The mechanism behind these effects involves mastic gum’s ability to dial down a central inflammatory pathway in cells. Lab and animal research shows that mastic resin reduces the production of several inflammatory signaling molecules and may help strengthen the intestinal barrier by restoring the proteins that hold gut lining cells together. These findings are consistent across multiple experimental models, though human data is still limited to small studies.
Ten patients is a very small sample, so these results are preliminary. But the size of the effect on both symptoms and blood markers was large enough to justify further investigation.

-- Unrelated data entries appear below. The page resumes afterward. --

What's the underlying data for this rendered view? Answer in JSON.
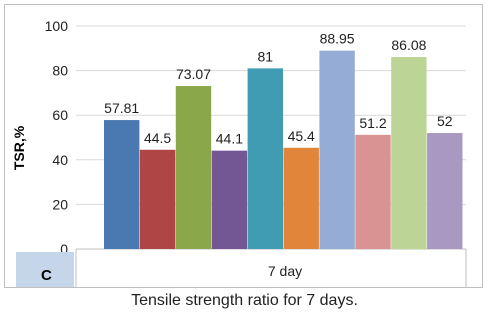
{
  "chart_data": {
    "type": "bar",
    "categories": [
      "7 day"
    ],
    "series": [
      {
        "value": 57.81,
        "label": "57.81",
        "color": "#4a78b0"
      },
      {
        "value": 44.5,
        "label": "44.5",
        "color": "#b04545"
      },
      {
        "value": 73.07,
        "label": "73.07",
        "color": "#8aa84a"
      },
      {
        "value": 44.1,
        "label": "44.1",
        "color": "#735694"
      },
      {
        "value": 81,
        "label": "81",
        "color": "#3f9cb3"
      },
      {
        "value": 45.4,
        "label": "45.4",
        "color": "#e0853a"
      },
      {
        "value": 88.95,
        "label": "88.95",
        "color": "#95acd6"
      },
      {
        "value": 51.2,
        "label": "51.2",
        "color": "#d99393"
      },
      {
        "value": 86.08,
        "label": "86.08",
        "color": "#bcd495"
      },
      {
        "value": 52,
        "label": "52",
        "color": "#a898c2"
      }
    ],
    "ylabel": "TSR,%",
    "xlabel": "",
    "ylim": [
      0,
      100
    ],
    "yticks": [
      0,
      20,
      40,
      60,
      80,
      100
    ],
    "xtick_label": "7 day",
    "panel_label": "C",
    "grid": true
  },
  "caption": "Tensile strength ratio for 7 days."
}
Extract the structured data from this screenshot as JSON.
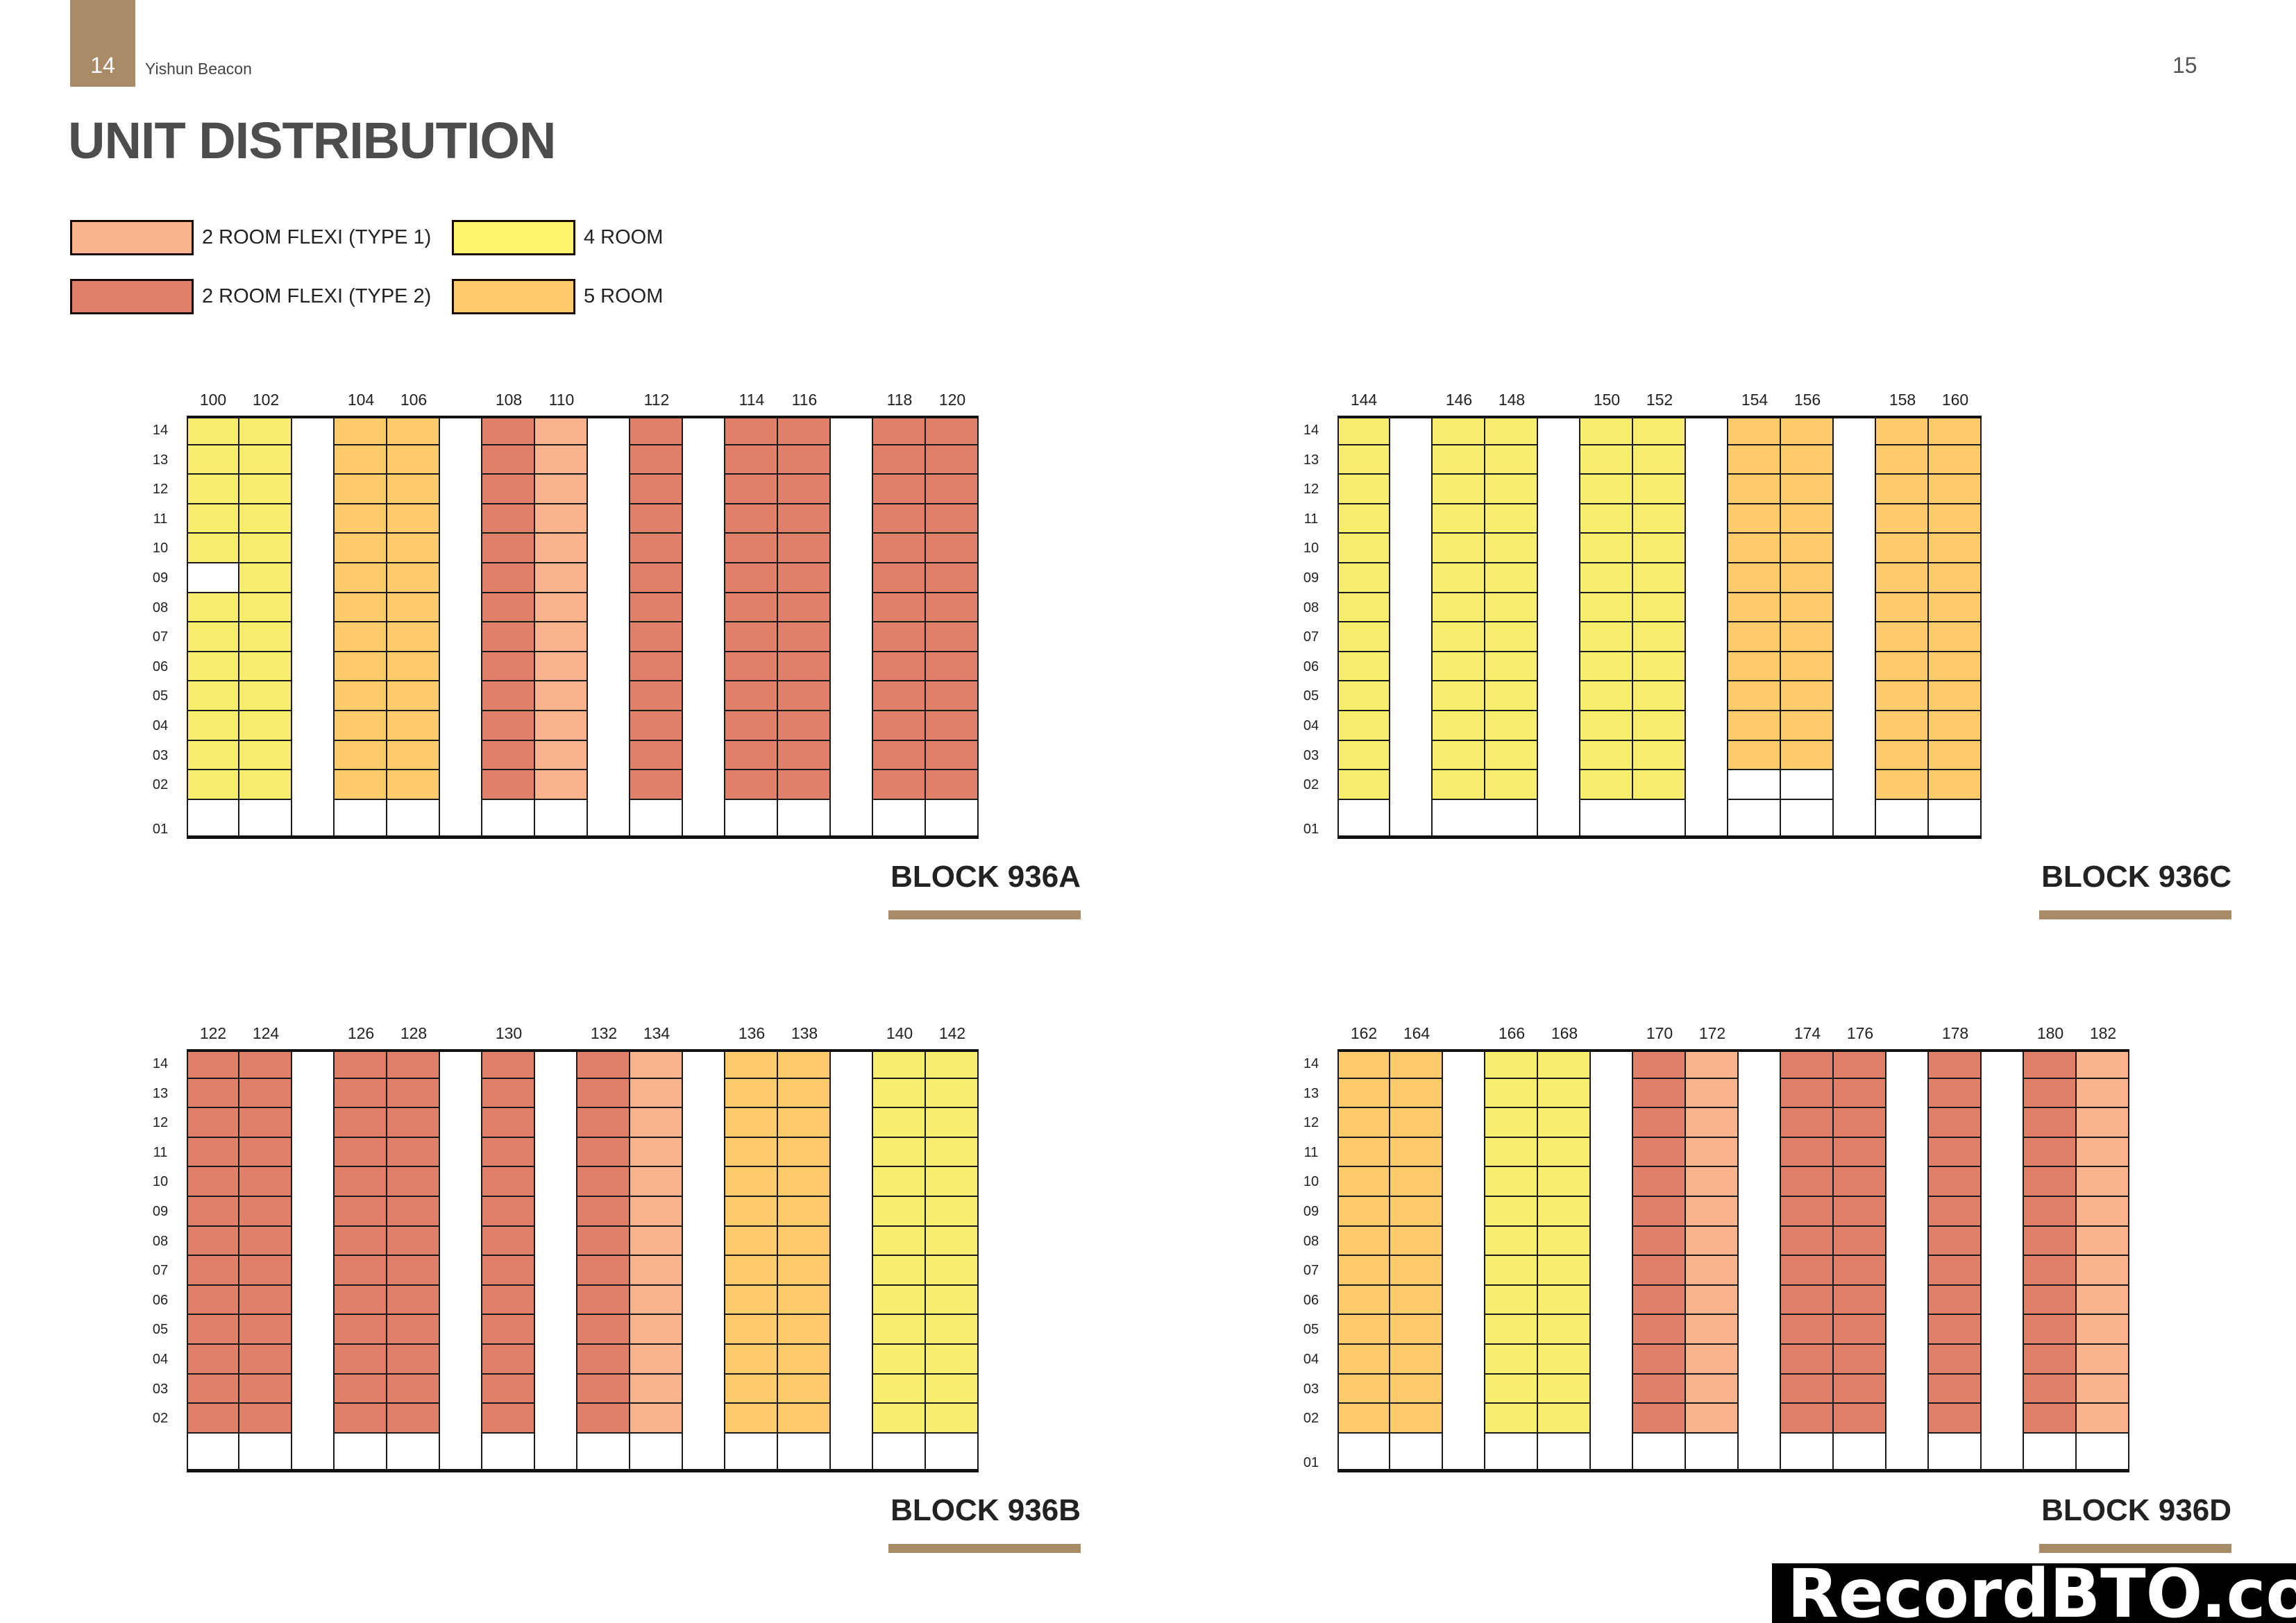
{
  "header": {
    "page_left": "14",
    "brand": "Yishun Beacon",
    "page_right": "15",
    "accent_color": "#A98B67"
  },
  "title": "UNIT DISTRIBUTION",
  "legend": [
    {
      "key": "t1",
      "label": "2 ROOM FLEXI (TYPE 1)",
      "color": "#F9B38D"
    },
    {
      "key": "t2",
      "label": "2 ROOM FLEXI (TYPE 2)",
      "color": "#E07F6A"
    },
    {
      "key": "4r",
      "label": "4 ROOM",
      "color": "#F7EE6E"
    },
    {
      "key": "5r",
      "label": "5 ROOM",
      "color": "#FDCB6A"
    }
  ],
  "floors": [
    "14",
    "13",
    "12",
    "11",
    "10",
    "09",
    "08",
    "07",
    "06",
    "05",
    "04",
    "03",
    "02"
  ],
  "ground_floor": "01",
  "blocks": [
    {
      "name": "BLOCK 936A",
      "show_ground_label": true,
      "groups": [
        {
          "units": [
            {
              "no": "100",
              "type": "4r"
            },
            {
              "no": "102",
              "type": "4r"
            }
          ]
        },
        {
          "units": [
            {
              "no": "104",
              "type": "5r"
            },
            {
              "no": "106",
              "type": "5r"
            }
          ]
        },
        {
          "units": [
            {
              "no": "108",
              "type": "t2"
            },
            {
              "no": "110",
              "type": "t1"
            }
          ]
        },
        {
          "units": [
            {
              "no": "112",
              "type": "t2"
            }
          ]
        },
        {
          "units": [
            {
              "no": "114",
              "type": "t2"
            },
            {
              "no": "116",
              "type": "t2"
            }
          ]
        },
        {
          "units": [
            {
              "no": "118",
              "type": "t2"
            },
            {
              "no": "120",
              "type": "t2"
            }
          ]
        }
      ],
      "vacant": [
        {
          "unit": "100",
          "floor": "09"
        }
      ]
    },
    {
      "name": "BLOCK 936C",
      "show_ground_label": true,
      "groups": [
        {
          "units": [
            {
              "no": "144",
              "type": "4r"
            }
          ]
        },
        {
          "units": [
            {
              "no": "146",
              "type": "4r"
            },
            {
              "no": "148",
              "type": "4r"
            }
          ],
          "ground_merged": true
        },
        {
          "units": [
            {
              "no": "150",
              "type": "4r"
            },
            {
              "no": "152",
              "type": "4r"
            }
          ],
          "ground_merged": true
        },
        {
          "units": [
            {
              "no": "154",
              "type": "5r"
            },
            {
              "no": "156",
              "type": "5r"
            }
          ]
        },
        {
          "units": [
            {
              "no": "158",
              "type": "5r"
            },
            {
              "no": "160",
              "type": "5r"
            }
          ]
        }
      ],
      "vacant": [
        {
          "unit": "154",
          "floor": "02"
        },
        {
          "unit": "156",
          "floor": "02"
        }
      ]
    },
    {
      "name": "BLOCK 936B",
      "show_ground_label": false,
      "groups": [
        {
          "units": [
            {
              "no": "122",
              "type": "t2"
            },
            {
              "no": "124",
              "type": "t2"
            }
          ]
        },
        {
          "units": [
            {
              "no": "126",
              "type": "t2"
            },
            {
              "no": "128",
              "type": "t2"
            }
          ]
        },
        {
          "units": [
            {
              "no": "130",
              "type": "t2"
            }
          ]
        },
        {
          "units": [
            {
              "no": "132",
              "type": "t2"
            },
            {
              "no": "134",
              "type": "t1"
            }
          ]
        },
        {
          "units": [
            {
              "no": "136",
              "type": "5r"
            },
            {
              "no": "138",
              "type": "5r"
            }
          ]
        },
        {
          "units": [
            {
              "no": "140",
              "type": "4r"
            },
            {
              "no": "142",
              "type": "4r"
            }
          ]
        }
      ],
      "vacant": []
    },
    {
      "name": "BLOCK 936D",
      "show_ground_label": true,
      "groups": [
        {
          "units": [
            {
              "no": "162",
              "type": "5r"
            },
            {
              "no": "164",
              "type": "5r"
            }
          ]
        },
        {
          "units": [
            {
              "no": "166",
              "type": "4r"
            },
            {
              "no": "168",
              "type": "4r"
            }
          ]
        },
        {
          "units": [
            {
              "no": "170",
              "type": "t2"
            },
            {
              "no": "172",
              "type": "t1"
            }
          ]
        },
        {
          "units": [
            {
              "no": "174",
              "type": "t2"
            },
            {
              "no": "176",
              "type": "t2"
            }
          ]
        },
        {
          "units": [
            {
              "no": "178",
              "type": "t2"
            }
          ]
        },
        {
          "units": [
            {
              "no": "180",
              "type": "t2"
            },
            {
              "no": "182",
              "type": "t1"
            }
          ]
        }
      ],
      "vacant": []
    }
  ],
  "watermark": "RecordBTO.com"
}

Typical Dosages Used in Research
Dosages in clinical trials vary by condition, but most fall within a predictable range:
- Functional dyspepsia: 350 mg three times daily for three weeks
- Cholesterol and blood sugar: 1 gram daily (split into three doses) for eight weeks
- Crohn’s disease: approximately 2.2 grams daily for four weeks
- Duodenal ulcers: 1 gram daily
Mastic gum is available as capsules, powder, and the traditional chewable resin tears. The capsule form at 1 gram daily is the most commonly studied. The cholesterol trial found that crude mastic gum in capsule form produced measurable effects, while polymer-free mastic and powdered mastic did not reach statistical significance, suggesting the form matters.
Safety and Tolerability
Mastic gum is generally well tolerated across the clinical trials conducted so far. No serious adverse effects have been reported in studies lasting up to eight weeks. It has a long history of use as a food ingredient in the Mediterranean, which provides some additional reassurance about basic safety at typical doses. People with tree nut or plant resin allergies should be cautious, as allergic reactions are possible with any botanical product. Because human trials have been relatively small and short, long-term safety data at higher doses is limited.